Even with all this evidence, Tom was guilty as charged. The fact that there was no real sufficient evidence from the Ewell family gives us the implication that the Jury had to be racist and yet again the private justice system was active. In this novel, Harper Lee stereotypes a typical “white trash” family i.e. the Ewells and a “typical” black man and she shows how even though they comprise of the same lifestyles (even though Tom’s was more controlled and cleaner) because the Ewells were white, or might I say pure, they were accepted in society but because Tom was coloured he was rejected. These were just purely unjust views of the public.
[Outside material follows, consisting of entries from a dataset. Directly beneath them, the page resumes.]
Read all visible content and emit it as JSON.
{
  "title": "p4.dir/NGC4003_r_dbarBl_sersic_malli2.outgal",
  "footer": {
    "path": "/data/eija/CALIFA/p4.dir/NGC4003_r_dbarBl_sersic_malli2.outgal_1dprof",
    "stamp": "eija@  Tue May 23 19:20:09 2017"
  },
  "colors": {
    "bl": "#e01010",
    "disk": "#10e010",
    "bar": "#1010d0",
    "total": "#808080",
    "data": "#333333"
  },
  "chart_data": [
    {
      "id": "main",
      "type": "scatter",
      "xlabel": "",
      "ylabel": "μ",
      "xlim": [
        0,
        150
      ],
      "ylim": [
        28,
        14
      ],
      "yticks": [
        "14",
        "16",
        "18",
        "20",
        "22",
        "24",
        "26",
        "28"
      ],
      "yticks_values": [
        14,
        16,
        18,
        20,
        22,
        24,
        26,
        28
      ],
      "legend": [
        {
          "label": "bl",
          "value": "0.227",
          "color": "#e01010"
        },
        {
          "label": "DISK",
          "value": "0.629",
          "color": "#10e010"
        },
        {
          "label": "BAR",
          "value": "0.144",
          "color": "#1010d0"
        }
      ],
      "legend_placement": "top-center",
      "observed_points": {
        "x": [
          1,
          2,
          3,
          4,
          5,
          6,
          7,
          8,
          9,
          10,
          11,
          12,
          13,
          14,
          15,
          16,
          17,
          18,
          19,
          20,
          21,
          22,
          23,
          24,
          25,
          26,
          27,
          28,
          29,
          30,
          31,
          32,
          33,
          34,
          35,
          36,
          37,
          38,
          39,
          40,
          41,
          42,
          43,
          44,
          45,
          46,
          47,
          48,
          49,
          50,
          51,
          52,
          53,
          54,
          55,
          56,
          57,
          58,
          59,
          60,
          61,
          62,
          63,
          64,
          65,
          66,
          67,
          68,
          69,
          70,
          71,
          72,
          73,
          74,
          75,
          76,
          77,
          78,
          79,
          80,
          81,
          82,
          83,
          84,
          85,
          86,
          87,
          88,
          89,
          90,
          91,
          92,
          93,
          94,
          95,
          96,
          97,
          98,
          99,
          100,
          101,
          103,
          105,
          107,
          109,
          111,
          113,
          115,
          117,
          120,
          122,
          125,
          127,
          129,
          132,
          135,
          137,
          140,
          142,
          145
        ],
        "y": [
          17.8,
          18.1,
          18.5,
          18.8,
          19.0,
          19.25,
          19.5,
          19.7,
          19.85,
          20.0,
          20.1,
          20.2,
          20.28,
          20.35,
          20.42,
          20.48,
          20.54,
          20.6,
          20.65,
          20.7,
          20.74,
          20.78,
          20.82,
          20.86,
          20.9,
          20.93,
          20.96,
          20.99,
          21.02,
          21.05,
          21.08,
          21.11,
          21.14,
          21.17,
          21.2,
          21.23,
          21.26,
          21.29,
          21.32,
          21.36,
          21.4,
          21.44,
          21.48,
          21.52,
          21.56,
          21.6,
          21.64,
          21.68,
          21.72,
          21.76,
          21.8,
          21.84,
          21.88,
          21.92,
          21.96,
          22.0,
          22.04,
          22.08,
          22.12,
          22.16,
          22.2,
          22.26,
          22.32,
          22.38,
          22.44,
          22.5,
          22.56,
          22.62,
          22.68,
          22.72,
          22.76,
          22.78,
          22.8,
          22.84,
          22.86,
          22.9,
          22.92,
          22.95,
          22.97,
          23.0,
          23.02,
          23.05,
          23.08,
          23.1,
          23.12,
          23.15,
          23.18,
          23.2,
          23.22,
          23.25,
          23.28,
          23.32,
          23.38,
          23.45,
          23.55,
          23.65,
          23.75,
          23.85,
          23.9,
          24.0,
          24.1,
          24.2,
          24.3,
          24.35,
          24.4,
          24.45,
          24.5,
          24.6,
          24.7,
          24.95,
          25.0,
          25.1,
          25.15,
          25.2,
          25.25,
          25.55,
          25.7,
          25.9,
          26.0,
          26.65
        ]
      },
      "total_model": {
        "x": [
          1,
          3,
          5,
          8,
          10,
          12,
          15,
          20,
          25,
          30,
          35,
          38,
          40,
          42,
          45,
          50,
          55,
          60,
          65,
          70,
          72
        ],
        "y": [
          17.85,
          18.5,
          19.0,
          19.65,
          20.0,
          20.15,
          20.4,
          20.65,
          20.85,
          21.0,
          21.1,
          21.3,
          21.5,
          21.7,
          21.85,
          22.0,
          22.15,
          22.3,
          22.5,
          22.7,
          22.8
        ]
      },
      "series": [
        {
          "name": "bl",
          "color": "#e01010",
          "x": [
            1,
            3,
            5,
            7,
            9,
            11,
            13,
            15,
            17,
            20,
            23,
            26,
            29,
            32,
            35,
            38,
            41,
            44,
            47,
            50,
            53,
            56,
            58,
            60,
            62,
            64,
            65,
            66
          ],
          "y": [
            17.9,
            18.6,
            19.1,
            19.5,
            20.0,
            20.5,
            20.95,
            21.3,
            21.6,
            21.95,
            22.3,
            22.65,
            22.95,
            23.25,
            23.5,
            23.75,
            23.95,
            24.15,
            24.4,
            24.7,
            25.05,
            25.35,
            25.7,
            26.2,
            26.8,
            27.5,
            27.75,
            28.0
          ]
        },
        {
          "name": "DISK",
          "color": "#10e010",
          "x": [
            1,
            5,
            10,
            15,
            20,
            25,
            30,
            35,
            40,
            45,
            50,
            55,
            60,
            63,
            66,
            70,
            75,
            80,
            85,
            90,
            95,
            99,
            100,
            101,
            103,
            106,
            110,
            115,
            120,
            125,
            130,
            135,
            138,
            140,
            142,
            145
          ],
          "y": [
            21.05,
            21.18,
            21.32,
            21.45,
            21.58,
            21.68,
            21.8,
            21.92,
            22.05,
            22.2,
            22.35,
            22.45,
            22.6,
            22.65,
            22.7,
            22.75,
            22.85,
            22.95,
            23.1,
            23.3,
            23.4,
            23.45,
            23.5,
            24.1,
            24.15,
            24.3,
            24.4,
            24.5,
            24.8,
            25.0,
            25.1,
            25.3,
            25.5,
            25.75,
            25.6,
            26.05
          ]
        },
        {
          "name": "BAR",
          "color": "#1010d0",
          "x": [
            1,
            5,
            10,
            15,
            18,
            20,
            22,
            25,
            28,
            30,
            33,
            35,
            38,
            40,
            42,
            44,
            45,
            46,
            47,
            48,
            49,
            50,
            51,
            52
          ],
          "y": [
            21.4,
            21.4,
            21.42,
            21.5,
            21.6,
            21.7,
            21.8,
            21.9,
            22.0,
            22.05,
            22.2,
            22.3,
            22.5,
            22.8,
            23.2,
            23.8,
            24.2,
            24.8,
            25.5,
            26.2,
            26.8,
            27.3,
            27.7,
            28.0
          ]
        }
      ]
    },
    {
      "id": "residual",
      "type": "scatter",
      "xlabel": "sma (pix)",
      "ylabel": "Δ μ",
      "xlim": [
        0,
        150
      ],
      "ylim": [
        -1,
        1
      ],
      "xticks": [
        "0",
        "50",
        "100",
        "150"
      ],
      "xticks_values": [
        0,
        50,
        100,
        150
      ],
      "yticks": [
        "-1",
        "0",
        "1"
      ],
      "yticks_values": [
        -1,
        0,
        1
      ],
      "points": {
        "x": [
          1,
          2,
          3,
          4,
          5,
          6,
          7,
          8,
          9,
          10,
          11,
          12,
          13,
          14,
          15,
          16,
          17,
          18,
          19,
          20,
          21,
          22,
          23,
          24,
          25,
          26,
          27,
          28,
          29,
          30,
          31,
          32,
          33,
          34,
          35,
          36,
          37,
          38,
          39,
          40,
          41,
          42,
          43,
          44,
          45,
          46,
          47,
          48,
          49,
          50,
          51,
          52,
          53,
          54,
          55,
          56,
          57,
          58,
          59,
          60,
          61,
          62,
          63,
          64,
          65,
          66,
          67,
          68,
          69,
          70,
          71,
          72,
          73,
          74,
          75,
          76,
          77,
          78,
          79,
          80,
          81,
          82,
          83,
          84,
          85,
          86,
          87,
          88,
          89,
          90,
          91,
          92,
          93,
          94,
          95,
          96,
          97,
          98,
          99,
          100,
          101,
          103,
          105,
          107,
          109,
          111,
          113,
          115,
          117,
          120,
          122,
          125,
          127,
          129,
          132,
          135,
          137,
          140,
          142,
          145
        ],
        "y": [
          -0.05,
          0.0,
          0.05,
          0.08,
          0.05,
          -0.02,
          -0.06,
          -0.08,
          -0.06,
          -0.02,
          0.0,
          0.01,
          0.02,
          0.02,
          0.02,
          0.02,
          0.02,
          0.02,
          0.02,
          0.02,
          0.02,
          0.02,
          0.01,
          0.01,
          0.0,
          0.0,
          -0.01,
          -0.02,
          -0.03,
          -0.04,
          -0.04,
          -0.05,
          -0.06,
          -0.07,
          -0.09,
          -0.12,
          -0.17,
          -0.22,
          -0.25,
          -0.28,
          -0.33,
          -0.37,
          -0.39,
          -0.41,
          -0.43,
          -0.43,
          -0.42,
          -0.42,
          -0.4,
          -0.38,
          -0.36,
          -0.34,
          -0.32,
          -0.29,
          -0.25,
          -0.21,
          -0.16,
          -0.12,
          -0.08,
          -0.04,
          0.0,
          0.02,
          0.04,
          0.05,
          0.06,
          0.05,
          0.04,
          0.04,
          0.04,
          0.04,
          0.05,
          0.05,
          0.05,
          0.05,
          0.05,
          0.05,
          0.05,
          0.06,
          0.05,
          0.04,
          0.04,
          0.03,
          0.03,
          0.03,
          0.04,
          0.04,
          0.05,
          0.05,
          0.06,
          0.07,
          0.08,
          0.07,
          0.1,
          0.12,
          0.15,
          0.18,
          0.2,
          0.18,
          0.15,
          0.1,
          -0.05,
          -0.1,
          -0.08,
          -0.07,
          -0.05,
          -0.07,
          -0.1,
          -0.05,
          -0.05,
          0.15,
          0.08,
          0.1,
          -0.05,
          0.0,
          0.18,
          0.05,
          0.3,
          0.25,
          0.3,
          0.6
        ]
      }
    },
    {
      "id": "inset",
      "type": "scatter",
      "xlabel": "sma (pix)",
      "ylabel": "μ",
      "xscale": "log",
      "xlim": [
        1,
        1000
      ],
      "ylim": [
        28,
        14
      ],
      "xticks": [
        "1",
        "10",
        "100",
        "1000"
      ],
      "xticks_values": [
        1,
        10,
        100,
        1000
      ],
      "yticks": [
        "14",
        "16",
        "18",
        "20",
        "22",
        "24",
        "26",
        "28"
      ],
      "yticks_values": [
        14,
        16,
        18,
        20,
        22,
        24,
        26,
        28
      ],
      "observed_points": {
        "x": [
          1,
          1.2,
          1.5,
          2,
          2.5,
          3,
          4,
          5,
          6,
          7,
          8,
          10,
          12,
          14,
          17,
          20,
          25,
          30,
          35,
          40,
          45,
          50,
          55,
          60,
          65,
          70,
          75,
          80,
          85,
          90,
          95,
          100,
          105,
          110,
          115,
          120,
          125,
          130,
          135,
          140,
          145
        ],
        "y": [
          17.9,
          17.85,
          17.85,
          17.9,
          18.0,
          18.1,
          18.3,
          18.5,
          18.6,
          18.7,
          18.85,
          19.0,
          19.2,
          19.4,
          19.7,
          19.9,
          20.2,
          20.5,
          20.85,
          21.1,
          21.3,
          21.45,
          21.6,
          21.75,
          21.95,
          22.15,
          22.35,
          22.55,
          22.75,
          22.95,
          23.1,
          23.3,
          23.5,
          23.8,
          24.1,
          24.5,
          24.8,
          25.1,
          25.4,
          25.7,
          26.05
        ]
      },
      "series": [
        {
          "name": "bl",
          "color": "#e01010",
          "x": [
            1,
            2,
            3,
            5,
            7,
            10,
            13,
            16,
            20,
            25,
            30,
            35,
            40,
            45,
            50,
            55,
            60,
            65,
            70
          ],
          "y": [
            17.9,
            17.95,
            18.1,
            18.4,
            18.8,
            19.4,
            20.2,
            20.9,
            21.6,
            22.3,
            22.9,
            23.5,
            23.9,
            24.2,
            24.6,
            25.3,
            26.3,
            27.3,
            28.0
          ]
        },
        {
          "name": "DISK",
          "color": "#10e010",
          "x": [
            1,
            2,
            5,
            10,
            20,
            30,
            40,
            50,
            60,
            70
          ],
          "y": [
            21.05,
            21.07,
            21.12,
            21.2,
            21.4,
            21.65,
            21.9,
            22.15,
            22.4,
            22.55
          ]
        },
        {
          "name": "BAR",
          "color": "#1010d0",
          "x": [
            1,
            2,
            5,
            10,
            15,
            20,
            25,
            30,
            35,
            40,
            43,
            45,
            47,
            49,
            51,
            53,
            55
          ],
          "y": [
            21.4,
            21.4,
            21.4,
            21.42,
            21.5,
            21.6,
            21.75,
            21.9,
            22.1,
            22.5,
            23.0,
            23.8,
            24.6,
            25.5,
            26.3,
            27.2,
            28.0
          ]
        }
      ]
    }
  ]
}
In conclusion, I believe that the Justice System, itself, was fair. At that time a White man would go through the same trial stages as a Black man however it was the people and the influence in the court that affected a jury’s decision and if there was an all-white jury against a black then the verdict would be GUILTY AS CHARGED. Also through writing this novel we can deduce that the case of there being these two different systems can really make a difference on one whole court. Harper Lee’s portrait of the black society’s problems does enforce the injustices of the “Justice System”. By communicating to us, as the reader, through the point of view of a child, it helps us to learn and develop our understanding of the problems that overrode the black society of the time in the 1930s and it is as if our minds are just as naive as a child’s. We learn and witness the reality. I feel that the novel “To Kill a Mockingbird” was just for us to understand the concept of the past and raise our awareness of the injustices against a coloured person.